Сомнения и колебания этого брата короля привели к тому, что в 1473 году он с готовностью поддержал ланкастерского графа Оксфорда, который обрушился на южное побережье Англии со снаряженной во Франции флотилией. Связным между ними служил брат погибшего Делателя Королей епископ Джордж Невиль. Когда же Оксфорд высадился в Корнуоле и попытался поднять мятеж, Кларенс, находясь в центральных графствах страны, открыто заявил о своих правах на корону.
Кончилась эта авантюра плачевно. Оксфорд после длительной осады был схвачен в одном из замков и заточен в Кале в крепости Хэмс, туда же был заключен и епископ Иоркский. Теперь ему припомнили и родство с Уорвиком, и то, как некогда он помог уйти из-под опеки Иорков своей племяннице Анне Невиль, и то, что он взял под свое покровительство семьи многих уничтоженных Эдуардом IV ланкастерцеа.
Его содержали в суровом заключении до 1476 года, пока наконец-то Эдуарду не напомнили, что именно епископ отворил перед ним ворота Лондона в разгар схватки с Делателем Королей. Однако, выпустив престарелого прелата из темницы, король обобрал его до нитки. Лишь из милости Джорджа Невиля приютили в одном из монастырей его былой епархии, где он вскорости и умер.

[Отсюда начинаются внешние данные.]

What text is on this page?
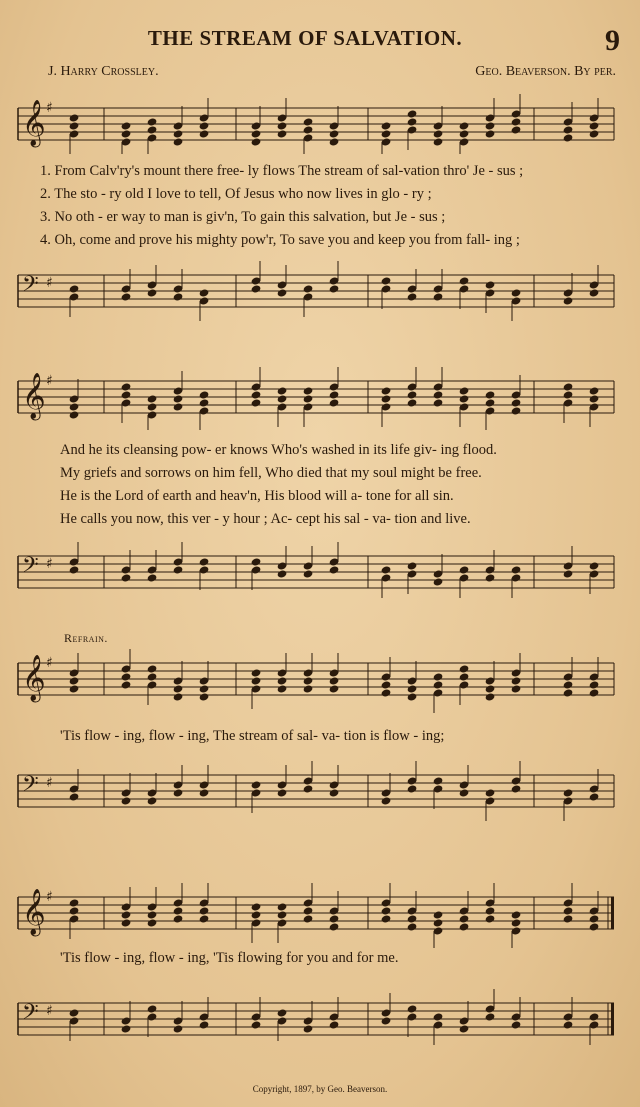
THE STREAM OF SALVATION.	9
J. Harry Crossley.	Geo. Beaverson. By per.
𝄞 ♯
1. From Calv'ry's mount there free- ly flows The stream of sal-vation thro' Je - sus ;
2. The sto - ry old I love to tell, Of Jesus who now lives in glo - ry ;
3. No oth - er way to man is giv'n, To gain this salvation, but Je - sus ;
4. Oh, come and prove his mighty pow'r, To save you and keep you from fall- ing ;
𝄢 ♯
𝄞 ♯
And he its cleansing pow- er knows Who's washed in its life giv- ing flood.
My griefs and sorrows on him fell, Who died that my soul might be free.
He is the Lord of earth and heav'n, His blood will a- tone for all sin.
He calls you now, this ver - y hour ; Ac- cept his sal - va- tion and live.
𝄢 ♯
Refrain.
𝄞 ♯
'Tis flow - ing, flow - ing, The stream of sal- va- tion is flow - ing;
𝄢 ♯
𝄞 ♯
'Tis flow - ing, flow - ing, 'Tis flowing for you and for me.
𝄢 ♯
Copyright, 1897, by Geo. Beaverson.
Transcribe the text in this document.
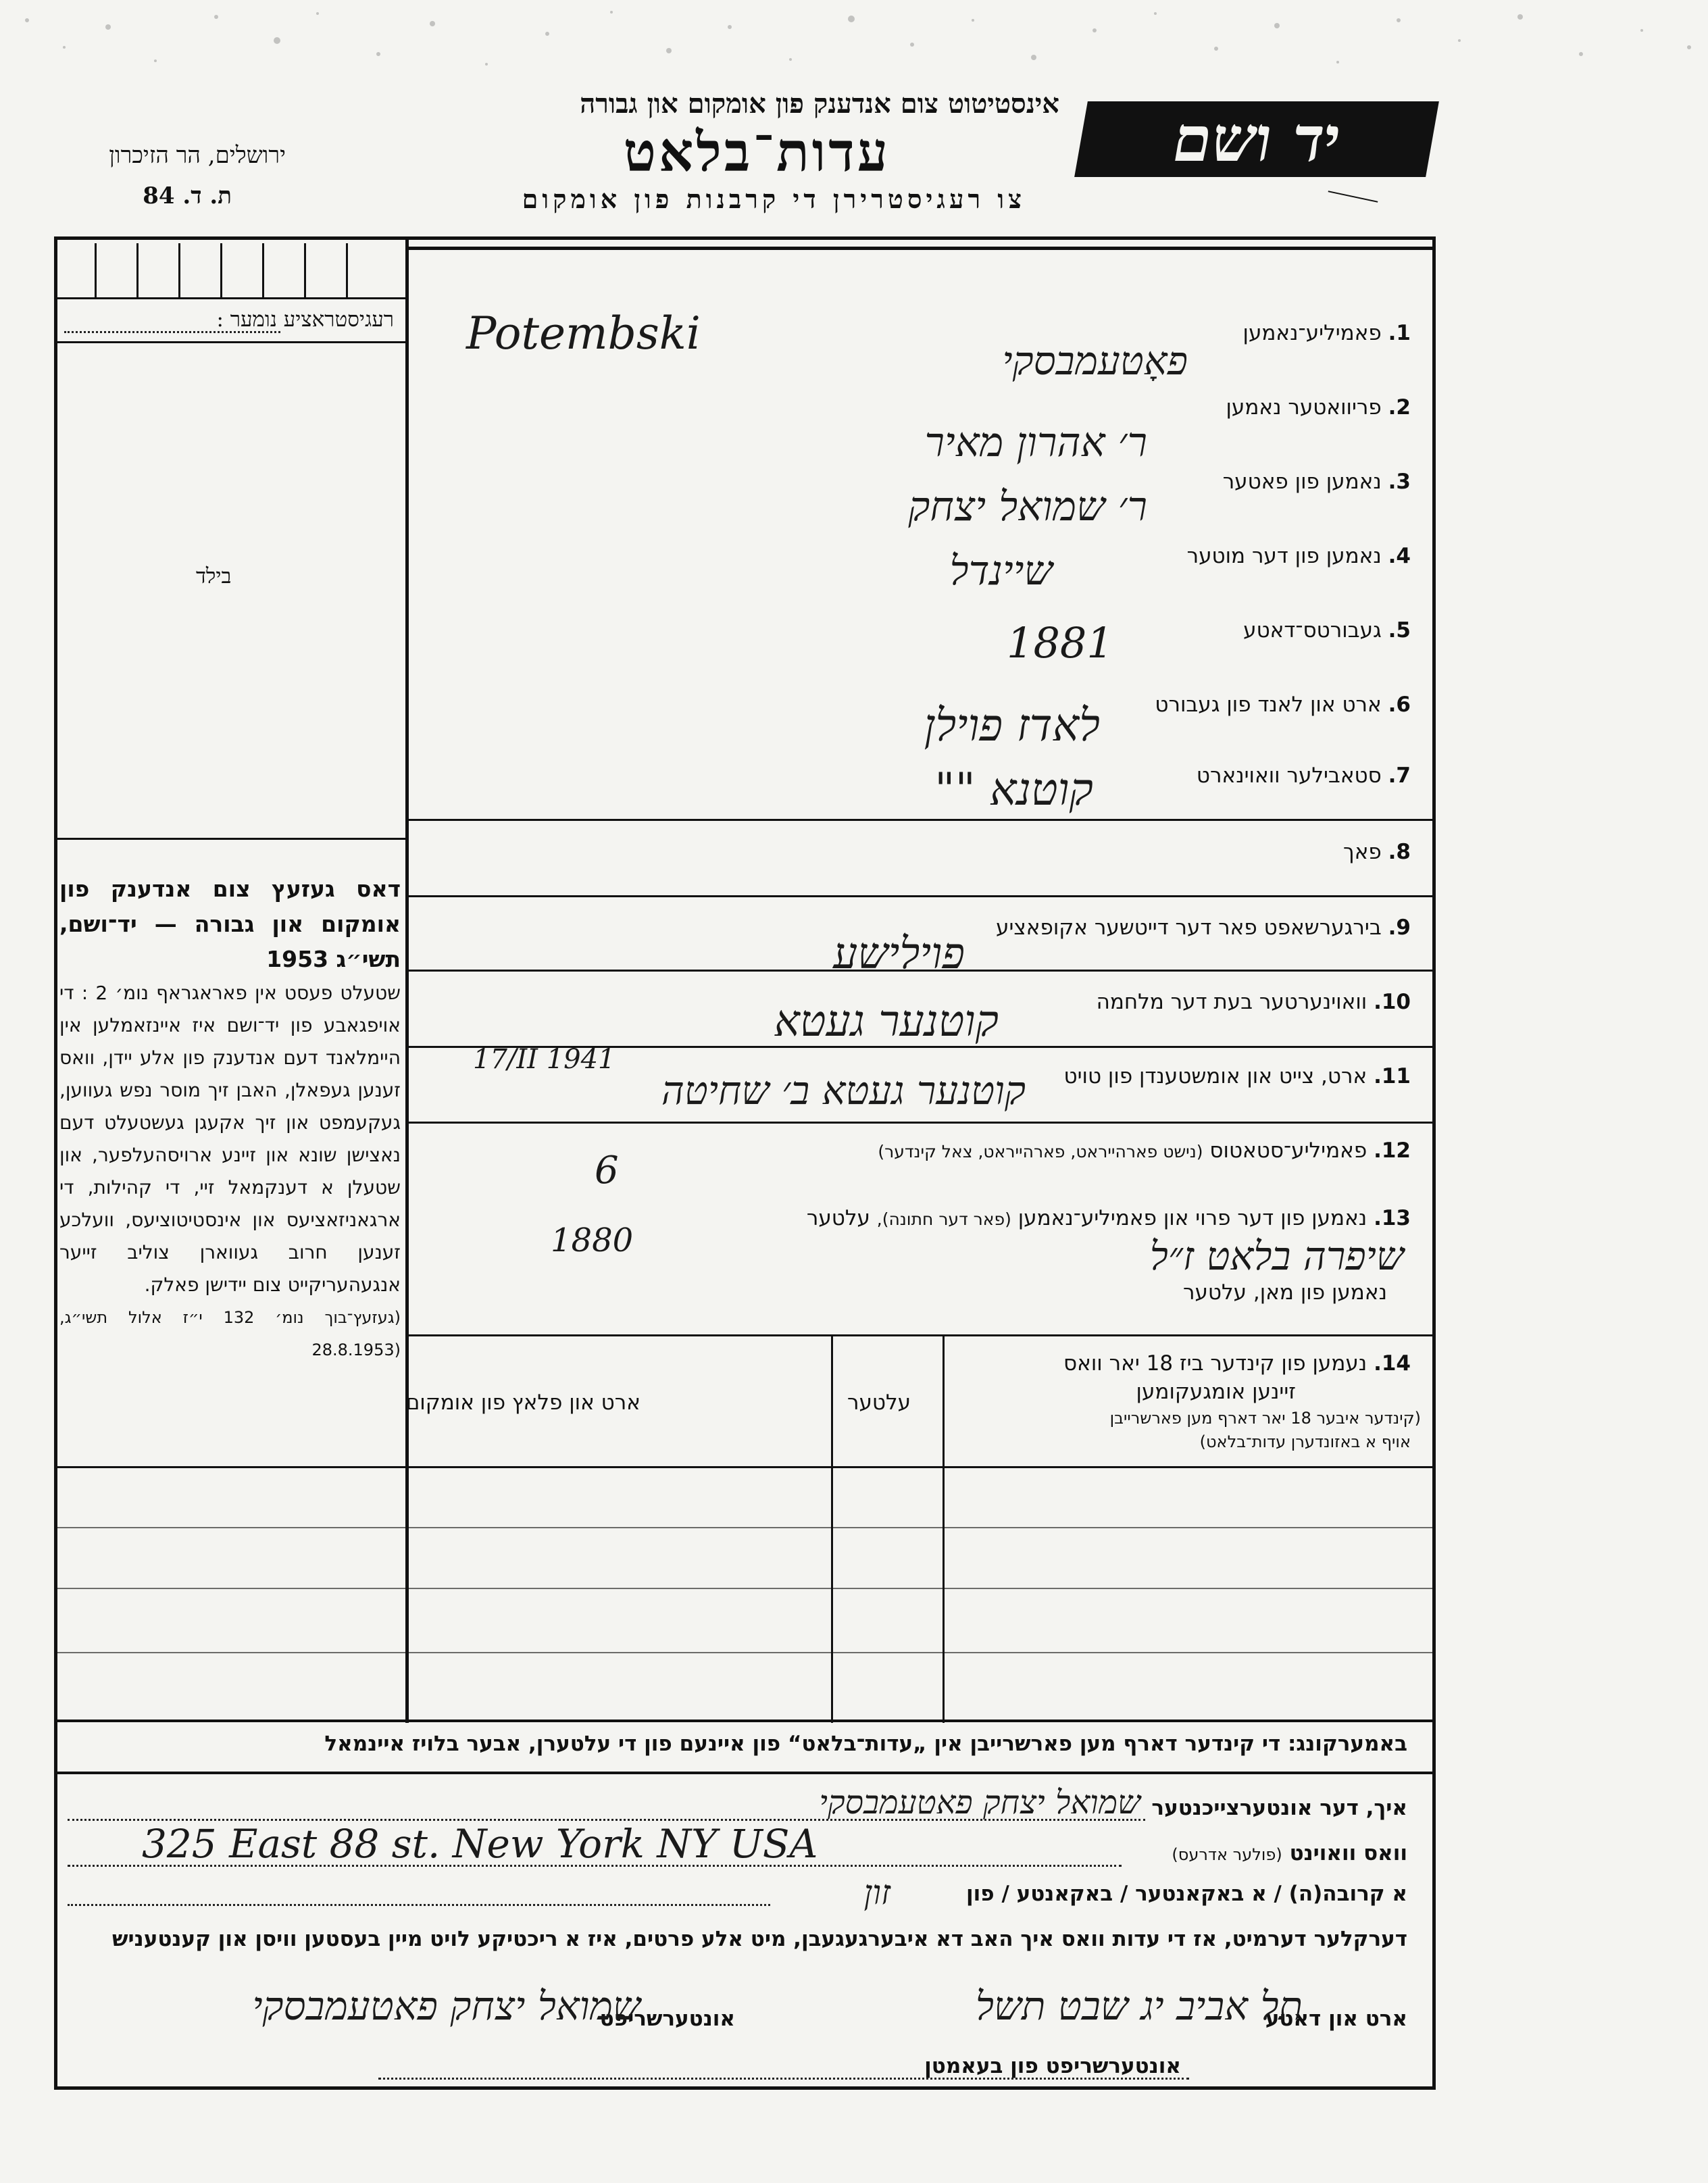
אינסטיטוט צום אנדענק פון אומקום און גבורה
עדות־בלאט
צו רעגיסטרירן די קרבנות פון אומקום
יד ושם
ירושלים, הר הזיכרון
ת. ד. 84
רעגיסטראציע נומער :
בילד
דאס געזעץ צום אנדענק פון אומקום און גבורה — יד־ושם, תשי״ג 1953
שטעלט פעסט אין פאראגראף נומ׳ 2 : די אויפגאבע פון יד־ושם איז איינזאמלען אין היימלאנד דעם אנדענק פון אלע יידן, וואס זענען געפאלן, האבן זיך מוסר נפש געווען, געקעמפט און זיך אקעגן געשטעלט דעם נאצישן שונא און זיינע ארויסהעלפער, און שטעלן א דענקמאל זיי, די קהילות, די ארגאניזאציעס און אינסטיטוציעס, וועלכע זענען חרוב געווארן צוליב זייער אנגעהעריקייט צום יידישן פאלק.
(געזעץ־בוך נומ׳ 132 י״ז אלול תשי״ג, (28.8.1953
1. פאמיליע־נאמען
Potembski
פאָטעמבסקי
2. פריוואטער נאמען
ר׳ אהרון מאיר
3. נאמען פון פאטער
ר׳ שמואל יצחק
4. נאמען פון דער מוטער
שיינדל
5. געבורטס־דאטע
1881
6. ארט און לאנד פון געבורט
לאדז פוילן
7. סטאבילער וואוינארט
קוטנא ""
8. פאך
9. בירגערשאפט פאר דער דייטשער אקופאציע
פוילישע
10. וואוינערטער בעת דער מלחמה
קוטנער געטא
11. ארט, צייט און אומשטענדן פון טויט
17/II 1941
קוטנער געטא ב׳ שחיטה
12. פאמיליע־סטאטוס (נישט פארהייראט, פארהייראט, צאל קינדער)
6
13. נאמען פון דער פרוי און פאמיליע־נאמען (פאר דער חתונה), עלטער
1880	שיפרה בלאט ז״ל
נאמען פון מאן, עלטער
14. נעמען פון קינדער ביז 18 יאר וואס
זיינען אומגעקומען
(קינדער איבער 18 יאר דארף מען פארשרייבן
אויף א באזונדערן עדות־בלאט)
עלטער
ארט און פלאץ פון אומקום
באמערקונג: די קינדער דארף מען פארשרייבן אין „עדות־בלאט“ פון איינעם פון די עלטערן, אבער בלויז איינמאל
איך, דער אונטערצייכנטער
שמואל יצחק פאטעמבסקי
וואס וואוינט (פולער אדרעס)
325 East 88 st. New York NY USA
א קרובה(ה) / א באקאנטער / באקאנטע / פון
זון
דערקלער דערמיט, אז די עדות וואס איך האב דא איבערגעגעבן, מיט אלע פרטים, איז א ריכטיקע לויט מיין בעסטען וויסן און קענטעניש
ארט און דאטע
תל אביב יג שבט תשל
אונטערשריפט
שמואל יצחק פאטעמבסקי
אונטערשריפט פון בעאמטן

Что же касается Джорджа Кларенса, то, казалось, ему снова все сошло с рук. Король ограничился сдержанным выговором и на некоторое время удалил герцога от двора, запретив являться, пока сам он не изволит его призвать. Джордж, разумеется, не удержался, чтобы не съязвить, и в присутствии всех лордов заявил, что Эдуард никак не может простить ему, среднему Йорку, его дружбу с Делателем Королей. На это король утомленно заметил, что если бы дело было в этом, то уж он бы начал с того, что постарался конфисковать большую часть владений покойного Уорвика в пользу короны, а вовсе не дарить их Кларенсу.